Automatically track ML Metadata¶
ZenML uses Google’s ML Metadata under-the-hood to automatically track all metadata produced by ZenML pipelines. ML Metadata standardizes metadata tracking and makes it easy to keep track of iterative experimentation as it happens. This not only helps in post-training workflows to compare results as experiments progress but also has the added advantage of leveraging caching of pipeline steps.
How does it work?¶
All parameters of every ZenML step are persisted in the Metadata Store and also in the
declarative pipeline configs. In the config, they can be seen quite easily in the
key. Here is a sample stemming from this Python step:
training_pipeline.add_trainer(TrainerStep( batch_size=1, dropout_chance=0, epochs=1, hidden_activation="relu", hidden_layers=None, last_activation="sigmoid", loss="mse", lr=0.01, metrics=None, output_units=1, ))
That translates to the following config:
steps: ... trainer: args: batch_size: 1 dropout_chance: 0.2 epochs: 1 hidden_activation: relu hidden_layers: null last_activation: sigmoid loss: mse lr: 0.001 metrics: null output_units: 1 source: ...
args key represents all the parameters captured and persisted.
For most use-cases, ZenML exposes native interfaces to fetch these parameters after a pipeline has been run successfully.
repo.compare_pipelines() method compares all pipelines in a Repository() and extensively uses the ML Metadata store
to spin up a visualization of comparison of training pipeline results.
However, if users would like direct access to the store, they can easily use the ML Metadata Python library to quickly access their parameters. To understand more about how Execution Parameters and ML Metadata work please refer to the TFX docs.
How to specify what to track¶
As all steps are persisted in the same pattern show above, it is very simple to track any metadata you desire.
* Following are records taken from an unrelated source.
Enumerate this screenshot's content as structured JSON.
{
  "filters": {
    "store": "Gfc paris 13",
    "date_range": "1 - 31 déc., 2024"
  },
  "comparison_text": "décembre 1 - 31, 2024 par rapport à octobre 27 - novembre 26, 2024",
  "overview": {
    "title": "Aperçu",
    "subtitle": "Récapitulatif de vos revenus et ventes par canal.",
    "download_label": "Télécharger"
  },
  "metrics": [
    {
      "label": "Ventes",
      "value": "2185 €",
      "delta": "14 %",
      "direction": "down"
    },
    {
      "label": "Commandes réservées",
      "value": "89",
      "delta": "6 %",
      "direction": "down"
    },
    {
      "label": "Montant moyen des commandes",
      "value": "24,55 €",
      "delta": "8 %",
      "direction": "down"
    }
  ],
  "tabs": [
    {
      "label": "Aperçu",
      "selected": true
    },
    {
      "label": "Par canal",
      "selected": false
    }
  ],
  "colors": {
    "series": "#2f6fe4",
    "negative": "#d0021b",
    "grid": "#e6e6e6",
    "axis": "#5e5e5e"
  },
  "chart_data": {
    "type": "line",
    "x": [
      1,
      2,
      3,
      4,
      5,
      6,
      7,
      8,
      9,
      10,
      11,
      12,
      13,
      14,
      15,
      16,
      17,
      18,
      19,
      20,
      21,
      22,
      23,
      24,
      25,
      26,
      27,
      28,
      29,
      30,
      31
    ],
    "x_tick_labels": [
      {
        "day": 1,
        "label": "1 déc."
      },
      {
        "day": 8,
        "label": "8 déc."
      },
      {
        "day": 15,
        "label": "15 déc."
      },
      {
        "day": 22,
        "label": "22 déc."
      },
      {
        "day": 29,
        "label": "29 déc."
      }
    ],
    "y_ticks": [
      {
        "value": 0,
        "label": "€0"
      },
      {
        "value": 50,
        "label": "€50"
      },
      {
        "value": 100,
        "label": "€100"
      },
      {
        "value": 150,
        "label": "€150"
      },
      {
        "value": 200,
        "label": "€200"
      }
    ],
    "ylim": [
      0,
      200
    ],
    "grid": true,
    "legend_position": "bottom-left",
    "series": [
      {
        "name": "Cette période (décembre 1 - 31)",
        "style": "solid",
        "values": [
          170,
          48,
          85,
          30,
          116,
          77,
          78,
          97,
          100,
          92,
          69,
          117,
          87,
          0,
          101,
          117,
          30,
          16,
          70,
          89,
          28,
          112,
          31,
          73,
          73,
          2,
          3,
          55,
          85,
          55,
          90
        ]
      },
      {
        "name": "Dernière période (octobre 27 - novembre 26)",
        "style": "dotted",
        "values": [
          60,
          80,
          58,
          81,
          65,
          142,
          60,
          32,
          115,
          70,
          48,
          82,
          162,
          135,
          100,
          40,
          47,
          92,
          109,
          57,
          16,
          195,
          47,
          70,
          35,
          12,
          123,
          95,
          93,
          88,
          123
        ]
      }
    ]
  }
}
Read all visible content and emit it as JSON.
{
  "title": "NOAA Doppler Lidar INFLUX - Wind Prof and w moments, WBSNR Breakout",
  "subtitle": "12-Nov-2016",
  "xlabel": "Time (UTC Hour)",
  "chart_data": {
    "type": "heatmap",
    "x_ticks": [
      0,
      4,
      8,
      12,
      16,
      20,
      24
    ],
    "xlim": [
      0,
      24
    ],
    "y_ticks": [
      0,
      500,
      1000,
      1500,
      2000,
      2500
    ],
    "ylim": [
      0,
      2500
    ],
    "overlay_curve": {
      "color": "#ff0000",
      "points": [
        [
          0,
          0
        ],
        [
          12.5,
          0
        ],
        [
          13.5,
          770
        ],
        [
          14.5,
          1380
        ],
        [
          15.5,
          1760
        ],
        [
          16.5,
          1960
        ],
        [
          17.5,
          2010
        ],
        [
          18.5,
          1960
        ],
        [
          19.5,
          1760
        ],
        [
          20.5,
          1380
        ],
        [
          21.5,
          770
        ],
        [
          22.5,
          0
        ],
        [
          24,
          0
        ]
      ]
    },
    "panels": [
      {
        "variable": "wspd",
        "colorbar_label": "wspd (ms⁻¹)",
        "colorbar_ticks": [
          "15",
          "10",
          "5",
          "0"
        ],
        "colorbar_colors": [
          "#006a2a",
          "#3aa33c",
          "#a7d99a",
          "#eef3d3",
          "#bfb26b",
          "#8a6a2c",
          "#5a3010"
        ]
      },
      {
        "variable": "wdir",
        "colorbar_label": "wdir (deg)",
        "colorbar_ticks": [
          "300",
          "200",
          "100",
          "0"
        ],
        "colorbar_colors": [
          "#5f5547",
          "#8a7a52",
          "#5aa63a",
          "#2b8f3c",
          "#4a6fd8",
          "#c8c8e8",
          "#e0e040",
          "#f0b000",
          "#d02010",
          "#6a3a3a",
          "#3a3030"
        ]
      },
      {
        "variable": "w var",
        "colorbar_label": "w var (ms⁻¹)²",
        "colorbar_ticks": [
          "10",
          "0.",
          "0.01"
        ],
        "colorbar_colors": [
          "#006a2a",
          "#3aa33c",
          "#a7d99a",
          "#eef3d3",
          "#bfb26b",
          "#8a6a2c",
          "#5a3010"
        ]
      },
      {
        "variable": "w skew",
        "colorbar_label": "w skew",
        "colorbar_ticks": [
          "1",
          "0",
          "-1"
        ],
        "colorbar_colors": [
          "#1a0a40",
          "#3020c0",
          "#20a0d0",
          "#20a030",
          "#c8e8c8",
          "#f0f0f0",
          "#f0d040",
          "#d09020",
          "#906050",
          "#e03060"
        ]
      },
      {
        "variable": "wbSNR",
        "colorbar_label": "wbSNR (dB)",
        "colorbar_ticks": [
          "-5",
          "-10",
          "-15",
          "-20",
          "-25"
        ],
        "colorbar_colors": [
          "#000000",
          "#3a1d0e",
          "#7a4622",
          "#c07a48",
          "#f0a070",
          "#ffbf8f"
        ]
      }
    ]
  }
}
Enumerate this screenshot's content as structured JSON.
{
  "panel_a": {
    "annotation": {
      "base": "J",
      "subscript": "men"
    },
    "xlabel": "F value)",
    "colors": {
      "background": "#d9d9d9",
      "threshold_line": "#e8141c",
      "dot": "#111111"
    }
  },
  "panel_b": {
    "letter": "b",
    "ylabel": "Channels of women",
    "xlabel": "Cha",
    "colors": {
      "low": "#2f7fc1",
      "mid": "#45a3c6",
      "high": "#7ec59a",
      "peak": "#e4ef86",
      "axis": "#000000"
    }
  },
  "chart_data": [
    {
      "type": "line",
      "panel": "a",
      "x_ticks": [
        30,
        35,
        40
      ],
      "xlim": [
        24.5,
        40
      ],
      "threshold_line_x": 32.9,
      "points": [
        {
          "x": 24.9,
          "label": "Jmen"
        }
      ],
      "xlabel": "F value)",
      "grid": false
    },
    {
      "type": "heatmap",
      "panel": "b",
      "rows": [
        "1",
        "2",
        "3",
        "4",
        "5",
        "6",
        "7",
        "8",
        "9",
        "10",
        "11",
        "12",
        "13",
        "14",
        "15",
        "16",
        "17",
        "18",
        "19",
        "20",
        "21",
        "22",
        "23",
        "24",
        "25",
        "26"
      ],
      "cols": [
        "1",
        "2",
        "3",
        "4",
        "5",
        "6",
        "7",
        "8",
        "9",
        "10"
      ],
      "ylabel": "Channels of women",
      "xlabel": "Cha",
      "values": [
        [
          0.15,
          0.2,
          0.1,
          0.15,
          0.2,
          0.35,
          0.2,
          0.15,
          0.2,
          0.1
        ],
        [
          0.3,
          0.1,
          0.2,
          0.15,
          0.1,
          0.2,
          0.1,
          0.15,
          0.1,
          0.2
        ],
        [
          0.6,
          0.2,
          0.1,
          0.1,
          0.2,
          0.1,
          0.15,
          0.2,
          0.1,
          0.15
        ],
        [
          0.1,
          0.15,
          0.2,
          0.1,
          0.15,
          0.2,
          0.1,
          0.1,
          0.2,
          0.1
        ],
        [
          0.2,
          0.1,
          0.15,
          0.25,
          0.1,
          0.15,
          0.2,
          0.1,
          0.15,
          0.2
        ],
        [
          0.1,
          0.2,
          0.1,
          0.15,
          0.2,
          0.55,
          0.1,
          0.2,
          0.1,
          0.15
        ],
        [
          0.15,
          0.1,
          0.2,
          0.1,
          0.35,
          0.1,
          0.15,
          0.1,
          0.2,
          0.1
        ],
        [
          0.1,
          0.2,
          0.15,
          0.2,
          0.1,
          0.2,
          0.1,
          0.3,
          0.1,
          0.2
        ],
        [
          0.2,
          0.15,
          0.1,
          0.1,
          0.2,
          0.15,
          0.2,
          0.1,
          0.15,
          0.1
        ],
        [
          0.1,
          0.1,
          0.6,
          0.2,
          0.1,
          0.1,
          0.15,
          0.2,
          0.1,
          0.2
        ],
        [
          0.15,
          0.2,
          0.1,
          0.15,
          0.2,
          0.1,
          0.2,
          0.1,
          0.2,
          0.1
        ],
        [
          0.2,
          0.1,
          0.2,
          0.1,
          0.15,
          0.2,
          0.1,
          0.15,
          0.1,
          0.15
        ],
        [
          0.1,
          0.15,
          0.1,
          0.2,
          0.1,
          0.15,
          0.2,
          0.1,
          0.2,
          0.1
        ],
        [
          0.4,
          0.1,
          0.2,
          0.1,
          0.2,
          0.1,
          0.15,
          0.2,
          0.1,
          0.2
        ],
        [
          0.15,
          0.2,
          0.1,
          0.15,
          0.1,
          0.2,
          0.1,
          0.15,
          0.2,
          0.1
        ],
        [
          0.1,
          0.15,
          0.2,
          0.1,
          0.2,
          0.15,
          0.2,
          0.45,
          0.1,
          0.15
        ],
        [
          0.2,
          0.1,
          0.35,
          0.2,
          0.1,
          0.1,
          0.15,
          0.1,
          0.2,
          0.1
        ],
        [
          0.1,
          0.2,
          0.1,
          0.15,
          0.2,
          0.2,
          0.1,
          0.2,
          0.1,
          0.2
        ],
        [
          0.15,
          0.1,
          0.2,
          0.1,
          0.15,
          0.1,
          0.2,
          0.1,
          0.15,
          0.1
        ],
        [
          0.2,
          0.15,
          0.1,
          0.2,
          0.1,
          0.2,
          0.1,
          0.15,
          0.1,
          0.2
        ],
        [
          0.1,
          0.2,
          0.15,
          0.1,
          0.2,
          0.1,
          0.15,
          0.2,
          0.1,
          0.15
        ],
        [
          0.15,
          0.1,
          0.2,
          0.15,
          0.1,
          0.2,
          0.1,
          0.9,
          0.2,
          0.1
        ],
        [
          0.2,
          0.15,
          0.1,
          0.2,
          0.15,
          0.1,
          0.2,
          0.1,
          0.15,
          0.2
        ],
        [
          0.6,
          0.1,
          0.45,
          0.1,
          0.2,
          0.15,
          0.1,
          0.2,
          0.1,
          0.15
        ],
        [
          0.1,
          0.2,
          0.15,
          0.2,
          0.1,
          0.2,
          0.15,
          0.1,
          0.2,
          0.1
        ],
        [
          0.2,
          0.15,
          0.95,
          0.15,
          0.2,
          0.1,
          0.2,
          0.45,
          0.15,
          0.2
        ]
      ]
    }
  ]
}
Whenever creating a custom step, simply add the parameters you want to track as
kwargs (keyworded parameters) in your Step
__init__() method (i.e. the constructor).
ZenML ensures that all kwargs of all steps are tracked automatically.
As outlined in the Steps definition, for now, only primitive types are supported for tracking. You cannot track any arbitrary python object. Please ensure that only primitive types (int, string, float etc) are used in your Step constructors.